Everything. I have a fantastic walking group (Sole Sisters) and an incredible book club — We Don’t Bake Muffins (www.wedontbakemuffinsbookclub.com) — and of course gatherings with my siblings, in-laws, nieces and nephews, uncles, aunts and cousins, especially when the guitars and accordions are taken out. Oh, and maybe the wine.
What is your greatest regret?
That I have not started my master’s. I always thought it would be in adult education or social work.
What bugs you?
People who abuse blue zone parking spaces really annoy me.
What are your best and worst qualities?
Best: I think my communication skills are good; also, I thrive on making a difference in someone’s life; Worst: waiting. I hate waiting.
Who inspires you?
So many: Nelson Mandela, Oprah, Martin Luther King, Dr. Norah Browne (deceased), Sheila Lee (Grade 1 teacher).
Do you have any hidden talents?
Yes — playing 120s; going 60 on the nine of diamonds and winning the game.
What is your personal motto?
“Shoot for the moon. Even if you miss, you’ll land among the stars,” by Norman Vincent Peale.
Who would you least, or most, like to be stuck in an elevator with?
I would most like to be stuck in an elevator with Danny Williams. I would like to talk with him about his new housing development, his community philanthropy and so many other things that he has done and will do in his life.

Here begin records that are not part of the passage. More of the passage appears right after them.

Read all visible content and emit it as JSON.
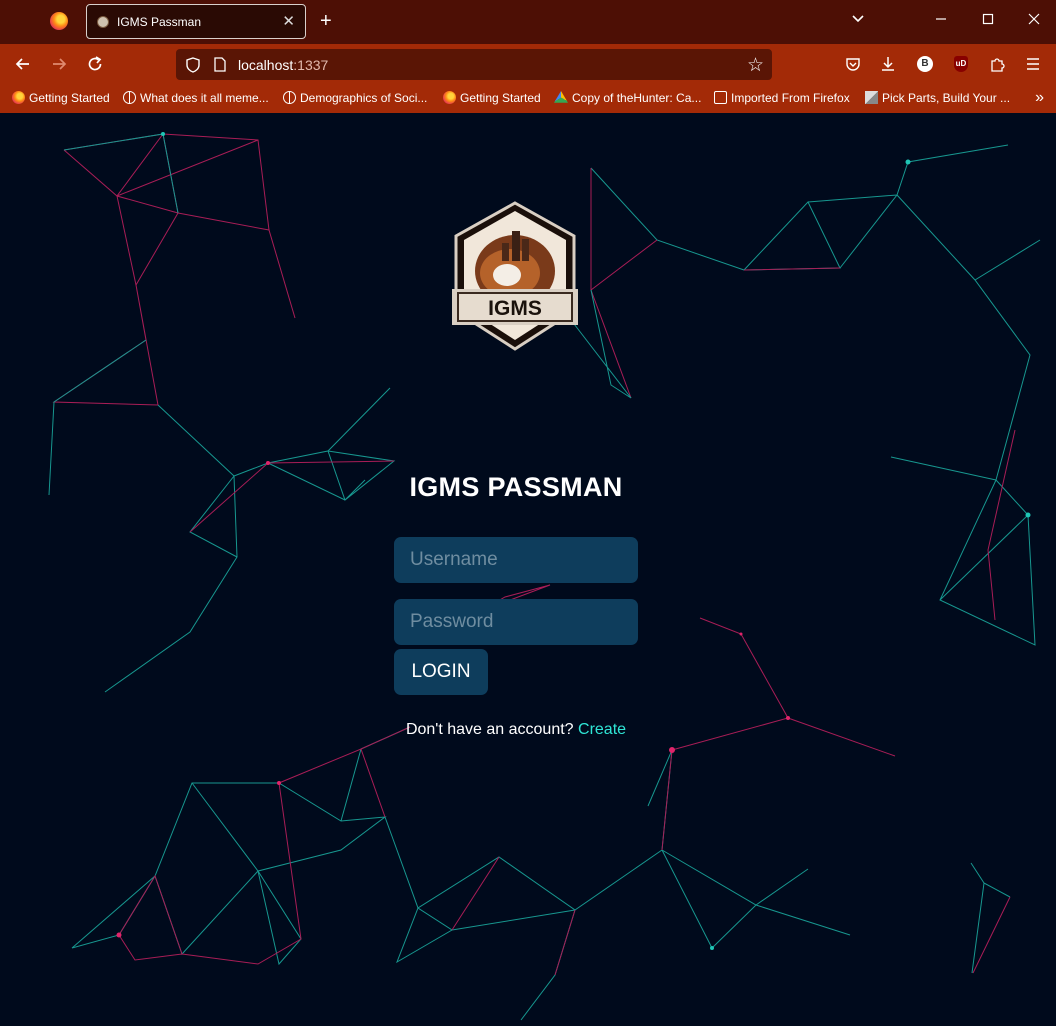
{
  "browser": {
    "tab": {
      "title": "IGMS Passman"
    },
    "url": {
      "host": "localhost",
      "port": ":1337"
    },
    "extensions": {
      "bitwarden": "B",
      "ublock": "uD"
    },
    "bookmarks": [
      {
        "label": "Getting Started",
        "icon": "firefox-icon"
      },
      {
        "label": "What does it all meme...",
        "icon": "globe-icon"
      },
      {
        "label": "Demographics of Soci...",
        "icon": "globe-icon"
      },
      {
        "label": "Getting Started",
        "icon": "firefox-icon"
      },
      {
        "label": "Copy of theHunter: Ca...",
        "icon": "google-drive-icon"
      },
      {
        "label": "Imported From Firefox",
        "icon": "folder-icon"
      },
      {
        "label": "Pick Parts, Build Your ...",
        "icon": "pcpartpicker-icon"
      }
    ]
  },
  "login": {
    "logo_text": "IGMS",
    "title": "IGMS PASSMAN",
    "username_placeholder": "Username",
    "password_placeholder": "Password",
    "login_label": "LOGIN",
    "signup_prompt": "Don't have an account?",
    "signup_link": "Create"
  },
  "colors": {
    "page_bg": "#000a1c",
    "field_bg": "#0e3d5c",
    "link": "#2fe6d6",
    "line_teal": "#1fc6b6",
    "line_pink": "#e0246a",
    "tabbar": "#4d0f05",
    "toolbar": "#a32a07"
  }
}
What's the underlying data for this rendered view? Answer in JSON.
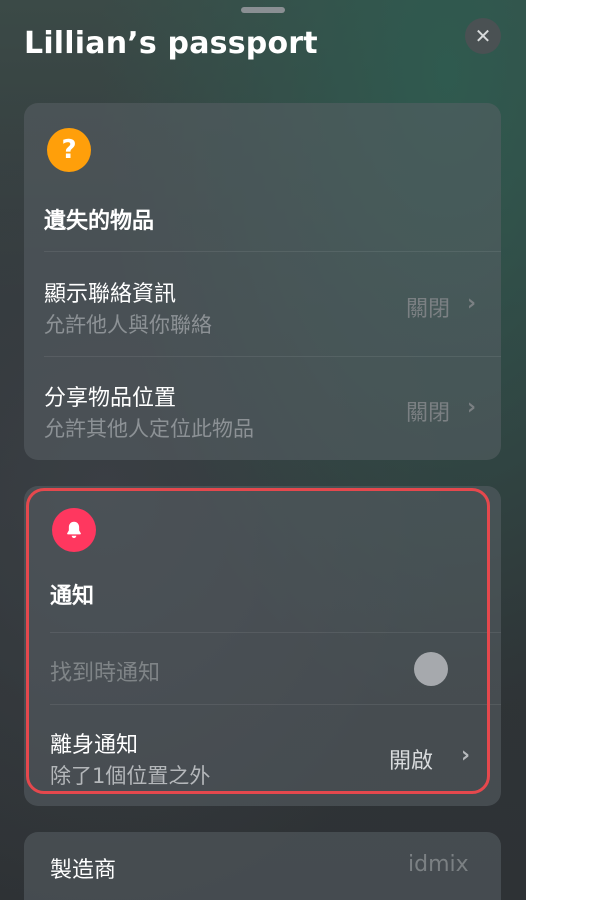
{
  "sheet": {
    "title": "Lillian’s passport",
    "close_icon": "✕"
  },
  "lost_section": {
    "icon_glyph": "?",
    "title": "遺失的物品",
    "rows": [
      {
        "label": "顯示聯絡資訊",
        "sublabel": "允許他人與你聯絡",
        "value": "關閉"
      },
      {
        "label": "分享物品位置",
        "sublabel": "允許其他人定位此物品",
        "value": "關閉"
      }
    ]
  },
  "notify_section": {
    "title": "通知",
    "found_row": {
      "label": "找到時通知",
      "toggle_on": false
    },
    "leave_row": {
      "label": "離身通知",
      "sublabel": "除了1個位置之外",
      "value": "開啟"
    }
  },
  "info_section": {
    "rows": [
      {
        "label": "製造商",
        "value": "idmix"
      }
    ]
  },
  "colors": {
    "accent_orange": "#ff9f0a",
    "accent_pink": "#ff375f",
    "highlight_red": "#e5484d"
  }
}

Who is one person, living or deceased, you’d love to have lunch with?
Living: Oprah. I want to talk about her book club and the schools she has built in Africa. Also I would invite her to Newfoundland so she could attend Gulch Days in July. Deceased: Helen Keller, to find out what she would think of disability rights today and what has changed or what remains to be changed in her view.
What motivates you?
Positive thinking, positive people and, of course, coffee! The pleasure of seeing a project through to its completion and making an impact on someone else’s life in a positive way.
What is your biggest fear?
I think fear of change is big for me. I do try to embrace it as much as I can. Susan Jeffers’ book “Feel The Fear and Do It Anyhow” had a huge impact on me and I have read it many times. Falling down is also a huge fear of mine, especially when I am hiking the East Coast Trail as depth perception is an issue for me.
If you were premier of the province, what is one thing you would try to do?
I would ensure that I placed value on the incredible work that is being done within our community organizations and ensure that they had the resources to continue this incredible work. Newfoundland and Labrador has an incredible, energetic social sector that adds great benefit to the people living within our communities throughout our province. It is only through open partnerships between government and community that we will see real change happen.